La couche d'intelligence artificielle de Salesforce, Einstein, sera-t-elle aussi portée sur Commerce Cloud ?

Commerce Cloud dispose déjà de capacités prédictives en matière de recommandations, d'e-mails, d'assortiment… Nous allons lancer encore d'autres fonctionnalités prédictives cette année, notamment sur la recherche on-site et le merchandising. Historiquement, c'est au travers des reportings de nos équipes "customer success" que nous transmettions à nos clients les comportements utilisateurs avec lesquels affiner leur merchandising. Grâce à Einstein, nous allons incorporer cela à nos outils. Les équipes marketing verront que la couleur rouge est en vogue dans telle catégorie de produits et pourront décider de merchandiser plus de rouge.

"Les marketplaces sont un format en fin de vie"

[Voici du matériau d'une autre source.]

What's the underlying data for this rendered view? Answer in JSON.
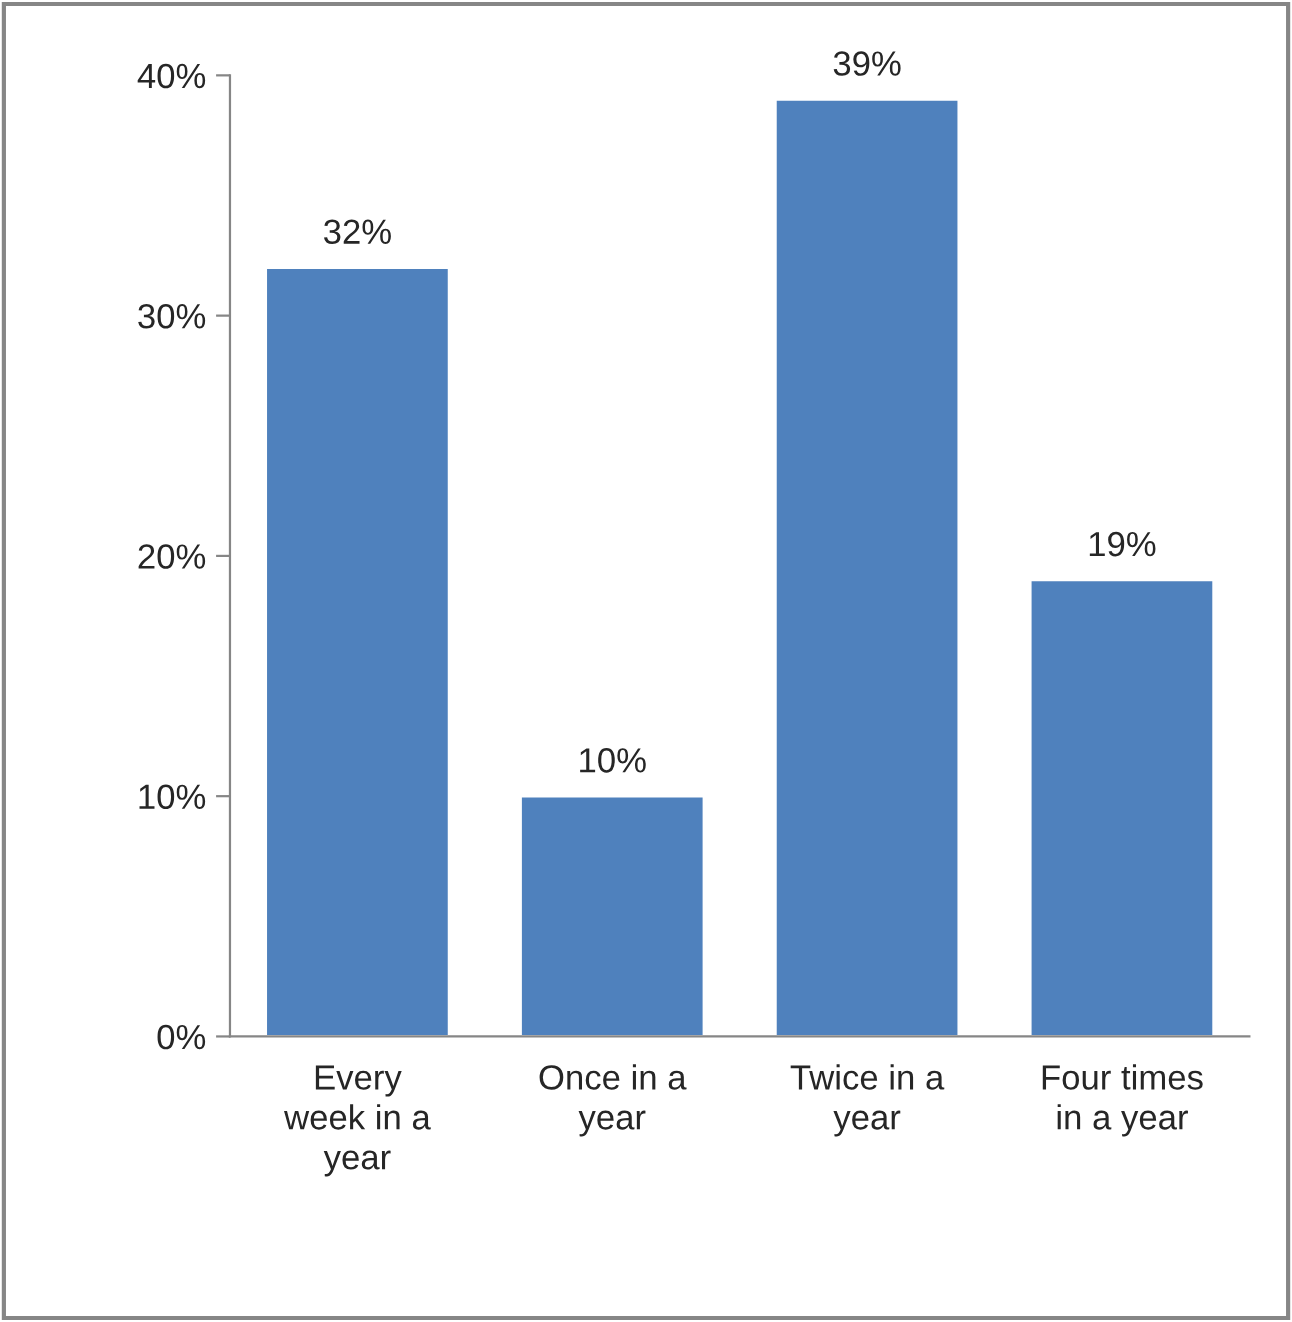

En parallèle de la feuille de route produits, nous travaillons à rapprocher Einstein de ce que nous avons débuté côté Demandware, pour parvenir à une plateforme commune dotée d'un seul data-set rassemblant ce que nous savons du client, et au-dessus de laquelle un unique moteur d'IA et de machine-learning supportera la totalité de nos applications : Service, Sales, Commerce et Marketing. Pour l'instant, chaque cloud réalise ses propres investissements Einstein. Les rassembler rendra l'ensemble bien plus puissant.

Salesforce n'a pas de solution de marketplace. Comptez-vous en racheter ou en bâtir une ?

Nous ne croyons pas vraiment à ce business, à mon sens réservé aux pure players. Il faut certes permettre aux marques de mieux utiliser ce canal, car le consommateur doit pouvoir acheter là où il le souhaite. Mais si je suis Lacoste et que je vends sur Amazon, ce qu'il me faut, c'est un gestionnaire de flux qui sait porter mon catalogue, mes contenus et ma stratégie de merchandising sur Amazon, ce que Commerce Cloud sait déjà faire. Pas ouvrir une marketplace.

En France, beaucoup de marchands en lancent, y compris chez les click&mortar. Votre parti pris provient-il du fait que la plupart de vos clients sont des marques ?

Nous avons aussi des clients marchands, comme House of Fraser, Marks&Spencer ou Karstadt. C'est une opportunité pour nous car le retail est aujourd'hui en état de siège, du fait que les consommateurs sont face à un choix illimité. Si vous êtes Décathlon ou Carrefour, vous avez intérêt à réorienter votre business model pour développer vos marques propres et apporter plus de valeur à vos clients au travers d'expériences fluides et pertinentes. C'est cela que nous voulons faciliter, et non la création de marketplaces, un format que nous jugeons en fin de vie.

Beaucoup de clients de Demandware l'utilisaient avec le CRM de Microsoft, Dynamics. Cette intégration va-t-elle perdurer ?

Notre philosophie a toujours été l'ouverture de notre plateforme. Chez Demandware comme chez Salesforce, nous avons beaucoup investi pour pouvoir accueillir les meilleurs outils tiers. Ce ne sera pas différent avec Dynamics et les autres outils de CRM. Beaucoup de nos clients utilisent ces solutions et il est important de pouvoir continuer à leur apporter de la valeur.

Est-ce pour faciliter cette ouverture, cette coopétition, que vous avez créé Commerce Cloud comme une entité séparée de Sales Cloud ?

Pas vraiment, puisque cette valeur est centrale aussi pour Salesforce. En conservant Demandware en tant que business unit, Salesforce a voulu protéger la qualité de ses produits et apprendre de son expertise. C'est vrai aussi de Marketing Cloud ou de Service Cloud. Commerce Cloud est un business de taille significative, avec beaucoup de complexité, qui se positionne sur un marché en forte croissance. Salesforce a voulu le soutenir afin qu'il coure encore plus vite.